Olmert und Abbas wollen sich treffen

JERUSALEM / RAMALLAH (inn) – Israels Premier Ehud Olmert ist nach eigenen Angaben zu einem Treffen mit Palästinenserchef Mahmud Abbas bereit. Auch der Vorsitzende der Autonomiebehörde sagte am Sonntag, ein Gespräch könne jederzeit stattfinden.

Abbas hatte sich in Ramallah mit dem britischen Premierminister Tony Blair getroffen. Anschließend sprach er von einer palästinensischen „Bereitschaft, ernsthaft volle Verhandlungen aufzunehmen“. Blair sprach sich für eine neue Konzentration auf die „Roadmap“ aus: „In den vergangenen Monaten hat sich die Situation rückwärts bewegt, nicht vorwärts.“ Jetzt gebe es ein „Fenster der Gelegenheit, auch wenn es sehr düster aussieht“.

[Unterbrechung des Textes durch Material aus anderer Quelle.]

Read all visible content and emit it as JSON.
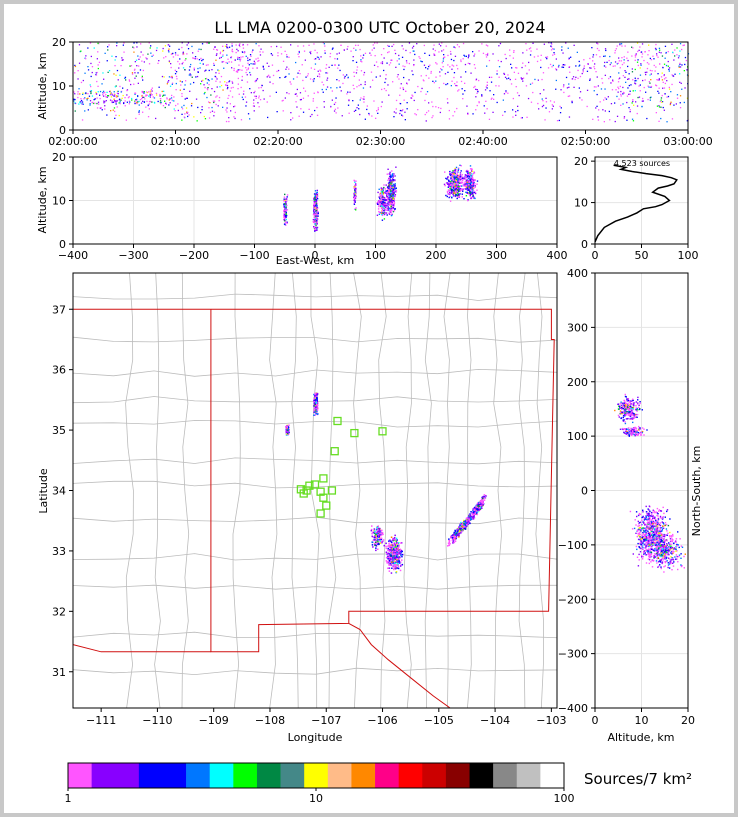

Der britische Premier begrüßte auch Abbas‘ Bestrebungen, mit der Hamas eine Regierung der nationalen Einheit zu bilden. Dieser sagte, seine Fatah-Partei sei ernsthaft daran interessiert, damit die palästinensische Regierung wieder internationale Unterstützung erhalte.

Allerdings bekräftigte ein Hamas-Vertreter am Sonntag die Weigerung der Terrorgruppe, die Bedingungen des Nahost-Quartettes aus UNO, USA, EU und Russland anzuerkennen. Dieses fordert eine Anerkennung Israels und der früheren israelisch-palästinensischen Abkommen sowie ein Ende der Gewalt. Die Hamas sei bereit, mit der Fatah eine gemeinsame Regierung zu formen, aber „nicht nach Standards, die diktiert werden“.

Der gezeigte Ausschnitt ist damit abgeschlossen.